Very impressive. There was a museum there with artifacts found
among the ruins of the wall and its various forts – including some
of the altars found there to various Roman gods. And you can read
their prayers to various deities. It is a strange thing to see –
these people longing for the highest things – the divine life,
prayers that they might be virtuous like the deity to which they
believed embodied that virtue. A holy impulse in their souls
reaching out. That environment is not unlike the marketplace of
ideas people follow today outside of the Church. Whether
explicitly or implicitly, we are being bombarded daily with paths
other than Christianity that claim to be the way to follow.
It
is into this environment that Alban was born. He was trained as a
Roman soldier. We can imagine him having a holy longing and yet
wondering which deity? Does it matter which one? Is it really
true? And he was confronted by a man who despite the threat of
death was sure and certain about Jesus, who probably while afraid,
had a peace about him, while he prayed day and night. Alban learned
from this priest about the man, Jesus, who walked the earth and
claimed He was the Son of God, leading us to the Father, who died
and rose again for all people, to bring us to eternal life.
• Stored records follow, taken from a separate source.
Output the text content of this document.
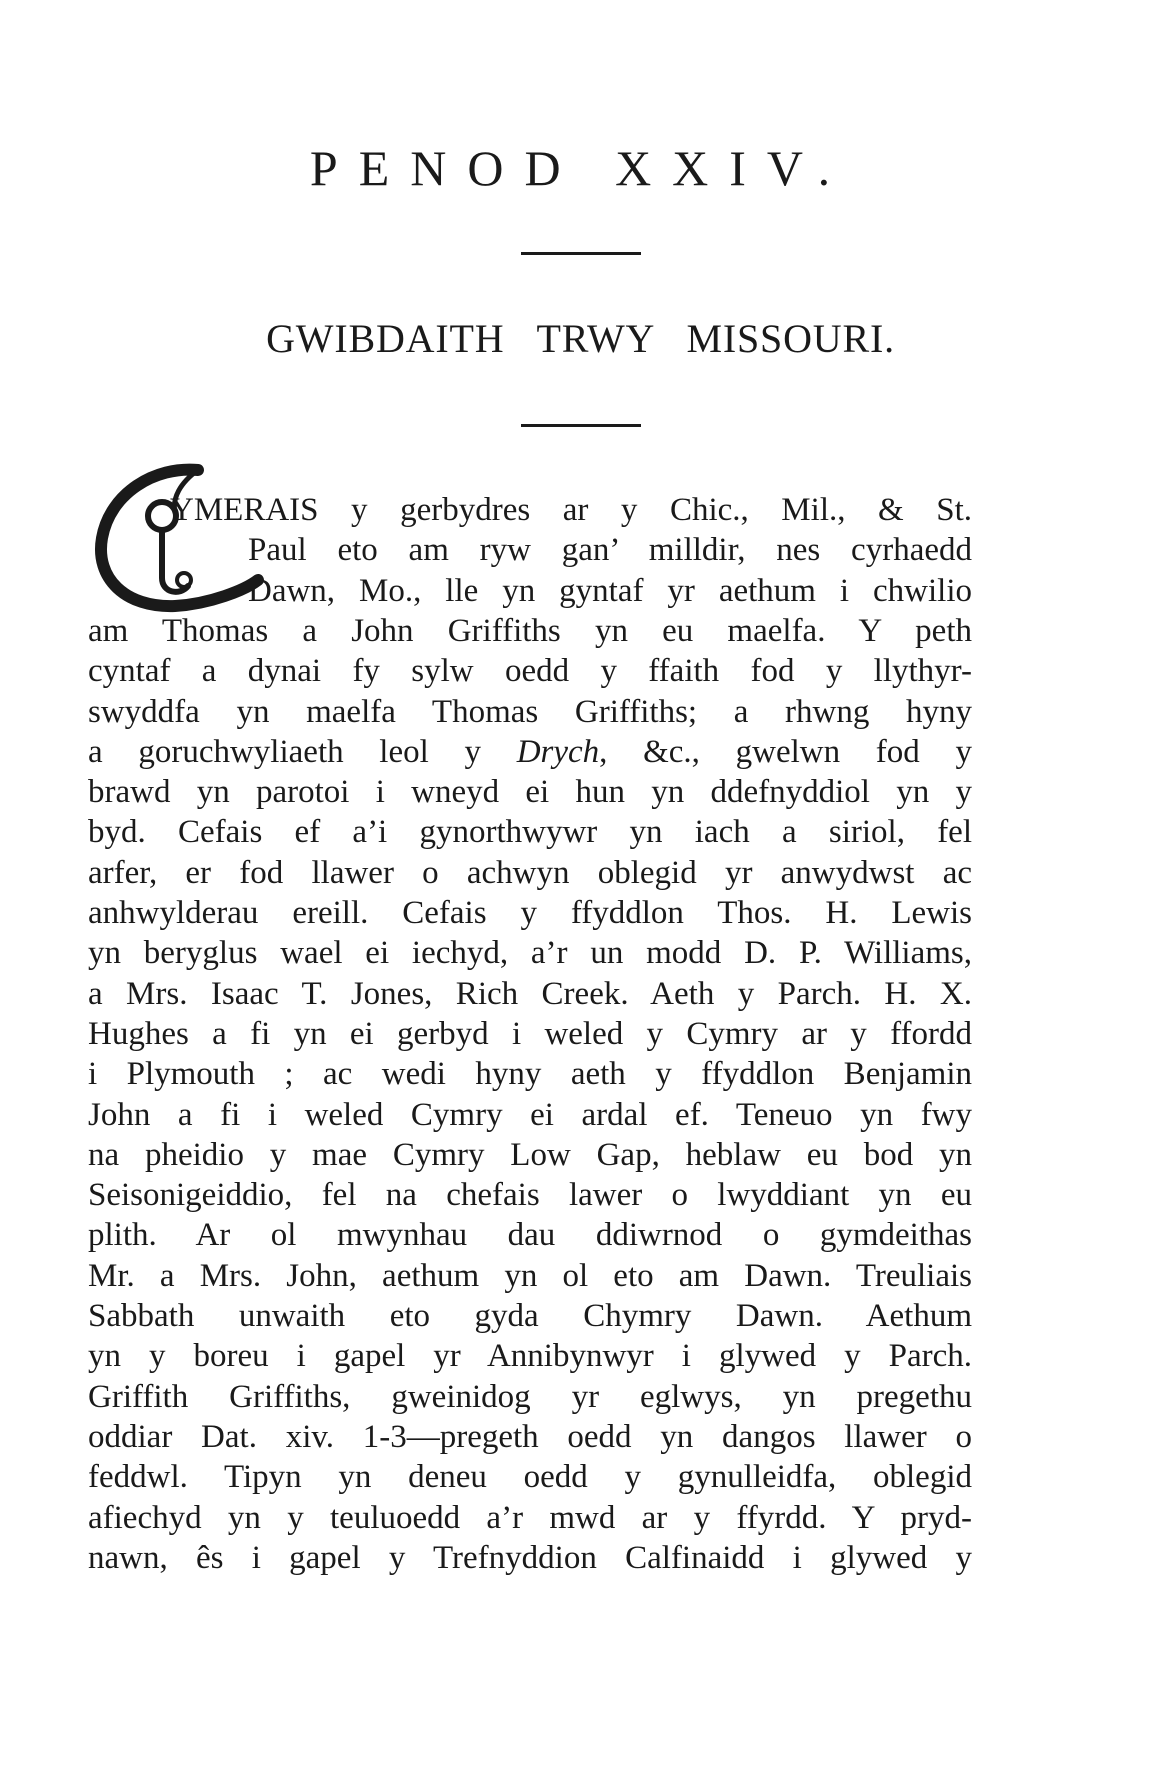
PENOD XXIV.
GWIBDAITH TRWY MISSOURI.
C
YMERAIS y gerbydres ar y Chic., Mil., & St.
Paul eto am ryw gan’ milldir, nes cyrhaedd
Dawn, Mo., lle yn gyntaf yr aethum i chwilio
am Thomas a John Griffiths yn eu maelfa. Y peth
cyntaf a dynai fy sylw oedd y ffaith fod y llythyr-
swyddfa yn maelfa Thomas Griffiths; a rhwng hyny
a goruchwyliaeth leol y Drych, &c., gwelwn fod y
brawd yn parotoi i wneyd ei hun yn ddefnyddiol yn y
byd. Cefais ef a’i gynorthwywr yn iach a siriol, fel
arfer, er fod llawer o achwyn oblegid yr anwydwst ac
anhwylderau ereill. Cefais y ffyddlon Thos. H. Lewis
yn beryglus wael ei iechyd, a’r un modd D. P. Williams,
a Mrs. Isaac T. Jones, Rich Creek. Aeth y Parch. H. X.
Hughes a fi yn ei gerbyd i weled y Cymry ar y ffordd
i Plymouth ; ac wedi hyny aeth y ffyddlon Benjamin
John a fi i weled Cymry ei ardal ef. Teneuo yn fwy
na pheidio y mae Cymry Low Gap, heblaw eu bod yn
Seisonigeiddio, fel na chefais lawer o lwyddiant yn eu
plith. Ar ol mwynhau dau ddiwrnod o gymdeithas
Mr. a Mrs. John, aethum yn ol eto am Dawn. Treuliais
Sabbath unwaith eto gyda Chymry Dawn. Aethum
yn y boreu i gapel yr Annibynwyr i glywed y Parch.
Griffith Griffiths, gweinidog yr eglwys, yn pregethu
oddiar Dat. xiv. 1-3—pregeth oedd yn dangos llawer o
feddwl. Tipyn yn deneu oedd y gynulleidfa, oblegid
afiechyd yn y teuluoedd a’r mwd ar y ffyrdd. Y pryd-
nawn, ês i gapel y Trefnyddion Calfinaidd i glywed y
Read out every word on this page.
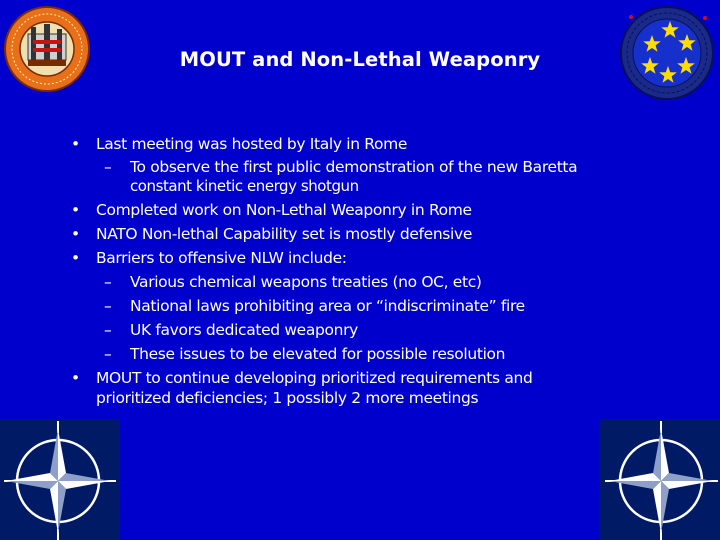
MOUT and Non-Lethal Weaponry
• Last meeting was hosted by Italy in Rome
– To observe the first public demonstration of the new Baretta
constant kinetic energy shotgun
• Completed work on Non-Lethal Weaponry in Rome
• NATO Non-lethal Capability set is mostly defensive
• Barriers to offensive NLW include:
– Various chemical weapons treaties (no OC, etc)
– National laws prohibiting area or “indiscriminate” fire
– UK favors dedicated weaponry
– These issues to be elevated for possible resolution
• MOUT to continue developing prioritized requirements and
prioritized deficiencies; 1 possibly 2 more meetings
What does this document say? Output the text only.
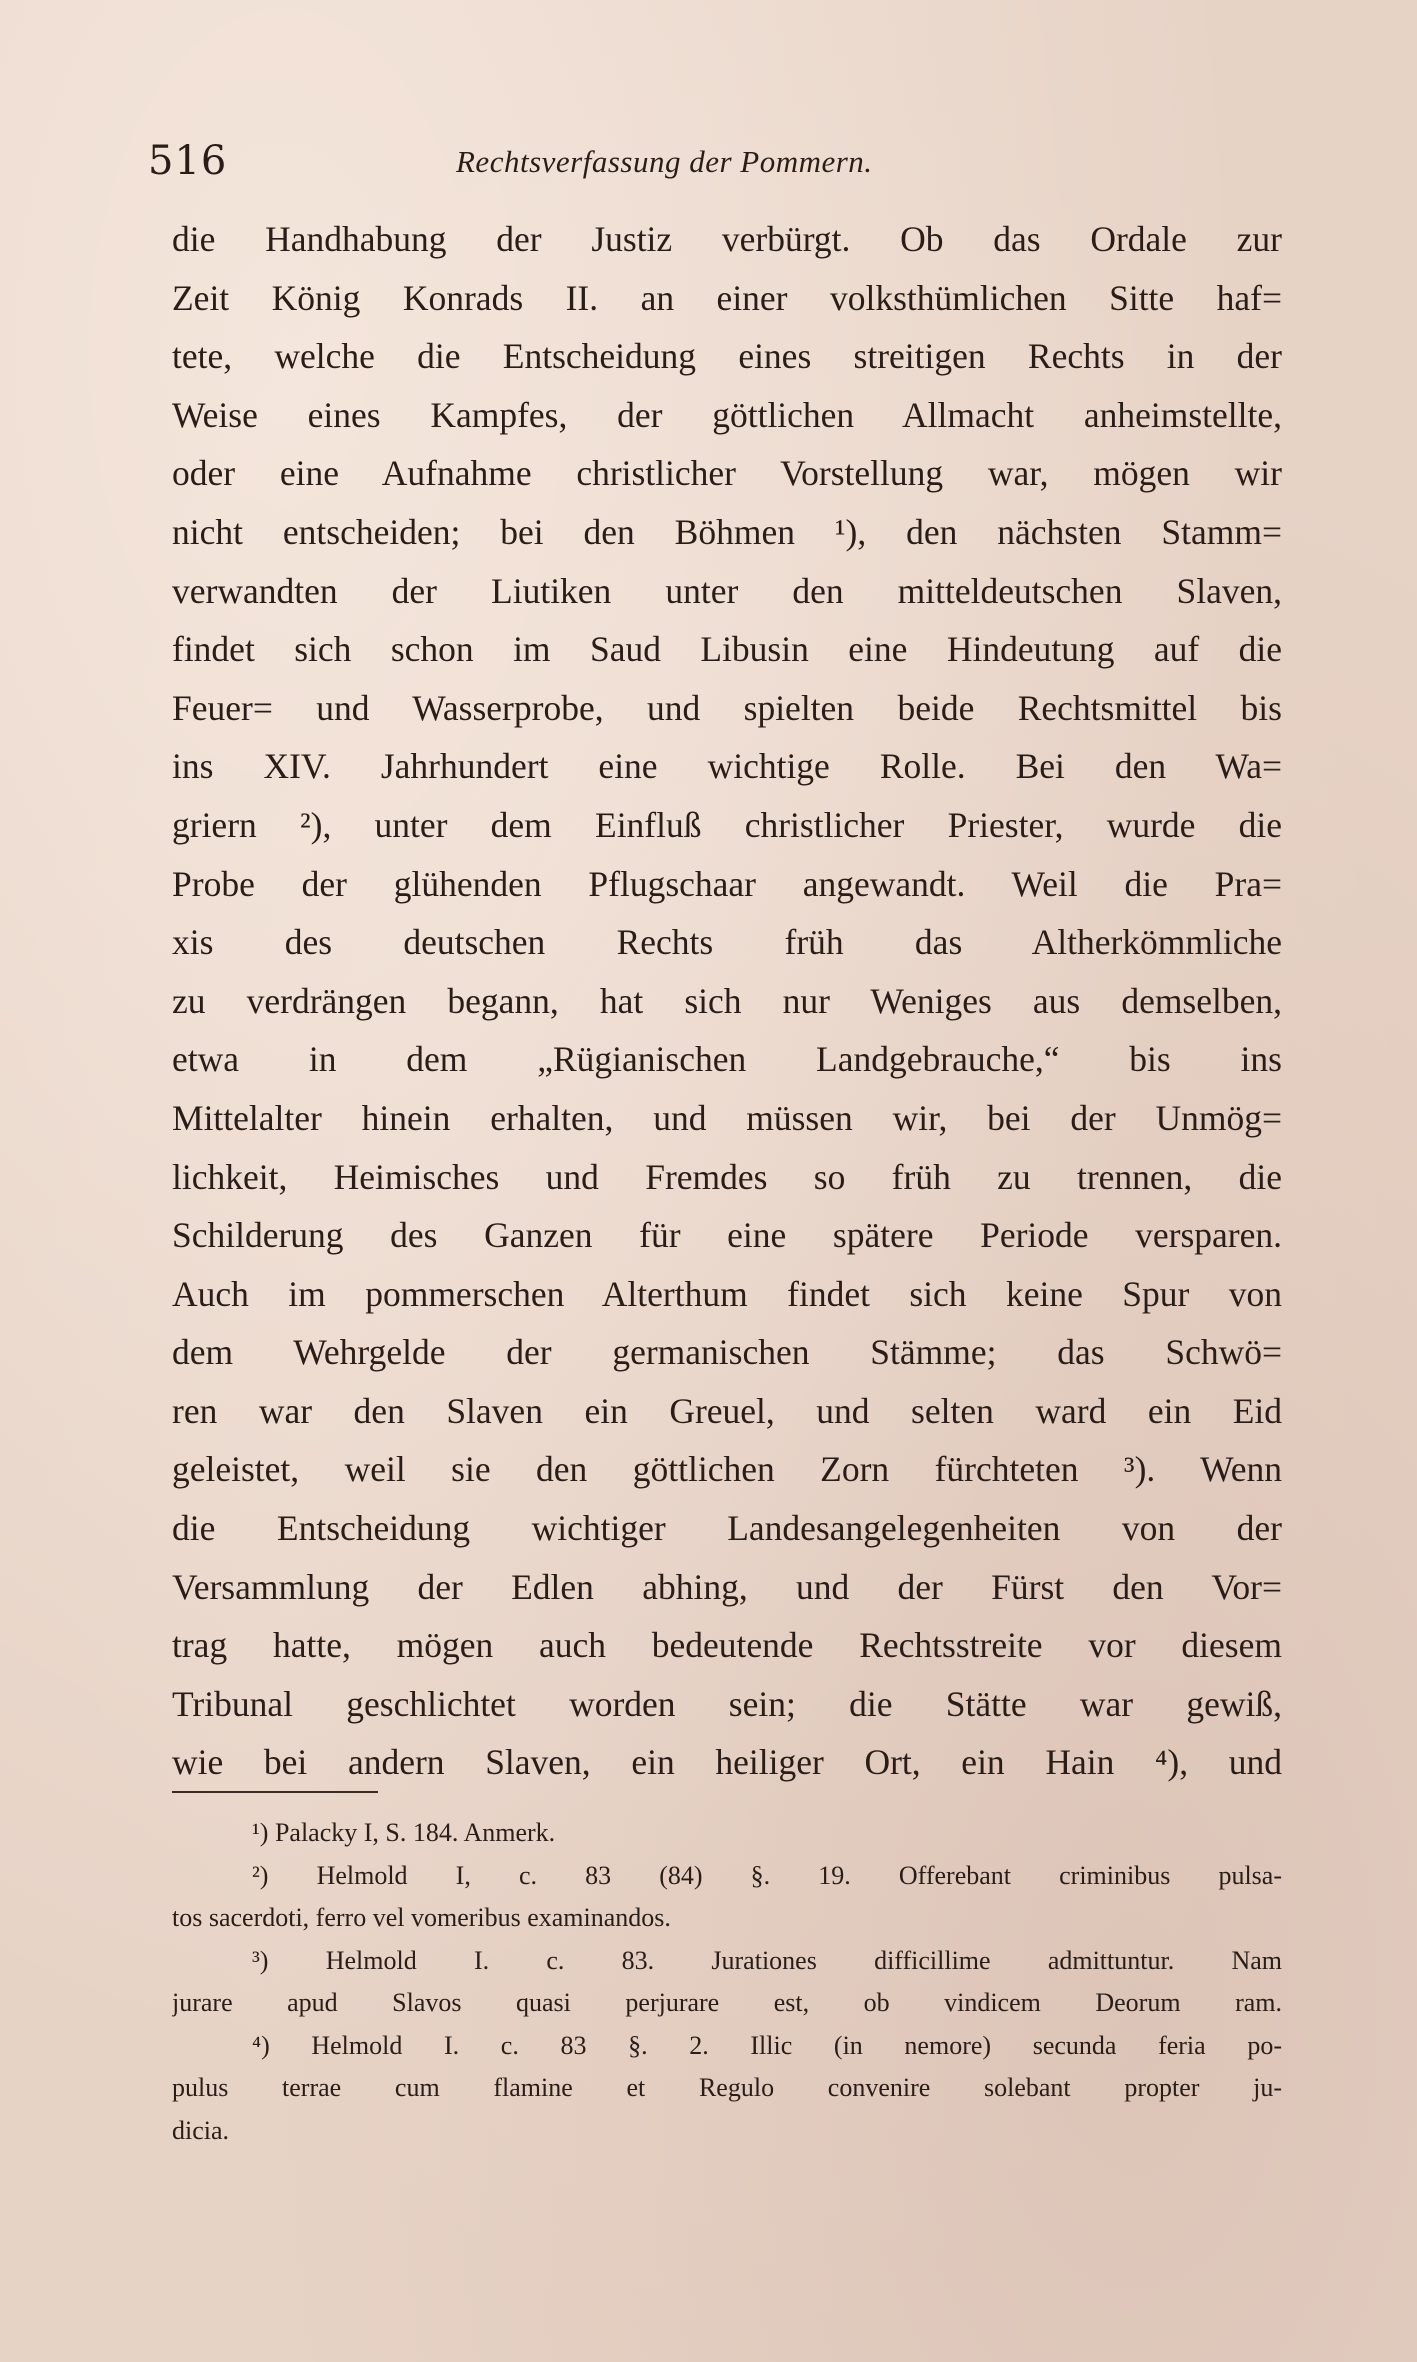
516	Rechtsverfassung der Pommern.
die Handhabung der Justiz verbürgt. Ob das Ordale zur
Zeit König Konrads II. an einer volksthümlichen Sitte haf=
tete, welche die Entscheidung eines streitigen Rechts in der
Weise eines Kampfes, der göttlichen Allmacht anheimstellte,
oder eine Aufnahme christlicher Vorstellung war, mögen wir
nicht entscheiden; bei den Böhmen ¹), den nächsten Stamm=
verwandten der Liutiken unter den mitteldeutschen Slaven,
findet sich schon im Saud Libusin eine Hindeutung auf die
Feuer= und Wasserprobe, und spielten beide Rechtsmittel bis
ins XIV. Jahrhundert eine wichtige Rolle. Bei den Wa=
griern ²), unter dem Einfluß christlicher Priester, wurde die
Probe der glühenden Pflugschaar angewandt. Weil die Pra=
xis des deutschen Rechts früh das Altherkömmliche
zu verdrängen begann, hat sich nur Weniges aus demselben,
etwa in dem „Rügianischen Landgebrauche,“ bis ins
Mittelalter hinein erhalten, und müssen wir, bei der Unmög=
lichkeit, Heimisches und Fremdes so früh zu trennen, die
Schilderung des Ganzen für eine spätere Periode versparen.
Auch im pommerschen Alterthum findet sich keine Spur von
dem Wehrgelde der germanischen Stämme; das Schwö=
ren war den Slaven ein Greuel, und selten ward ein Eid
geleistet, weil sie den göttlichen Zorn fürchteten ³). Wenn
die Entscheidung wichtiger Landesangelegenheiten von der
Versammlung der Edlen abhing, und der Fürst den Vor=
trag hatte, mögen auch bedeutende Rechtsstreite vor diesem
Tribunal geschlichtet worden sein; die Stätte war gewiß,
wie bei andern Slaven, ein heiliger Ort, ein Hain ⁴), und
¹) Palacky I, S. 184. Anmerk.
²) Helmold I, c. 83 (84) §. 19. Offerebant criminibus pulsa-
tos sacerdoti, ferro vel vomeribus examinandos.
³) Helmold I. c. 83. Jurationes difficillime admittuntur. Nam
jurare apud Slavos quasi perjurare est, ob vindicem Deorum ram.
⁴) Helmold I. c. 83 §. 2. Illic (in nemore) secunda feria po-
pulus terrae cum flamine et Regulo convenire solebant propter ju-
dicia.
Alban was given great courage inwardly by God, and knew in his
heart, that finally he could place all his longing here. And this
is what has been revealed to each of us too – that in the midst of
the world’s fickle dreams, in its wandering about in search of
outward satisfactions, there is only discouragement and dejection.
It
is only when we return inwardly to discover the Lord’s presence in
our hearts, that we find the true peace and the joy that makes life
worth living. It is only in the engagement in that spiritual
harvest of souls that Christ calls us to be engaged in, in blatant
or in the most subtle ways, that we find true satisfaction.
It
is a stepping back and viewing the world from the point of view of
Truth – and there is no terror when enemies – our own temptations,
or the railings of others against us, or when our health is
threatened (and it will be), or when our families face crises, when
we experience betrayal, and even when we face our own death (and we
certainly will) – we return inwardly and sanctify the Lord God in
our hearts, to know peace and joy.
When Alban was brought before the Roman judge and remained steady
even when threatened with death, the judge became angry. The
account in Bede is as follows:
"Of what
family or race are you?", demanded the judge. "What does it concern
you," answered Alban, "of what stock I am? If you desire to hear the
truth of my religion be it known to you, that I am now a Christian,
and bound by Christian duties." [he would not sacrifice to false
gods] "I ask your name," said the judge; "tell me it
immediately." "I am called Alban by my parents," replied he; "and
I worship and adore the true and living God, who created all
things."
And because he refused to offer sacrifice to idols he was scourged
and beheaded. And his faithfulness in the face of death is a
witness to us even to this day.
In
Alban’s martyrdom is the type of every Christian life. We have each
come to that place, by grace, where we confess the true God, and
worship and adore him. We are strengthened and encouraged inwardly
– there is a place of peace and of joy that has opened up in us
inwardly – we have brought our ships to land on that Rock, who is
Christ. The rest of our lives are a kind of scourging by the world,
but we are prepared even for death. Inwardly, we rest in a place of
peace and joy, knowing that our Redeemer lives, that our lives are
not senseless but a part of the great ingathering of souls,
beginning with our own.
Be not
afraid of their terror, neither be troubled; but sanctify the
Lord God in your hearts.
Fear not, from henceforth though shalt catch men.
GRANT, O
Lord, we beseech thee, that the course of this world may be so
peaceably ordered by thy governance, that thy Church
[no matter
what our circumstances] may joyfully serve thee in all godly
quietness; through Jesus Christ our Lord. Amen.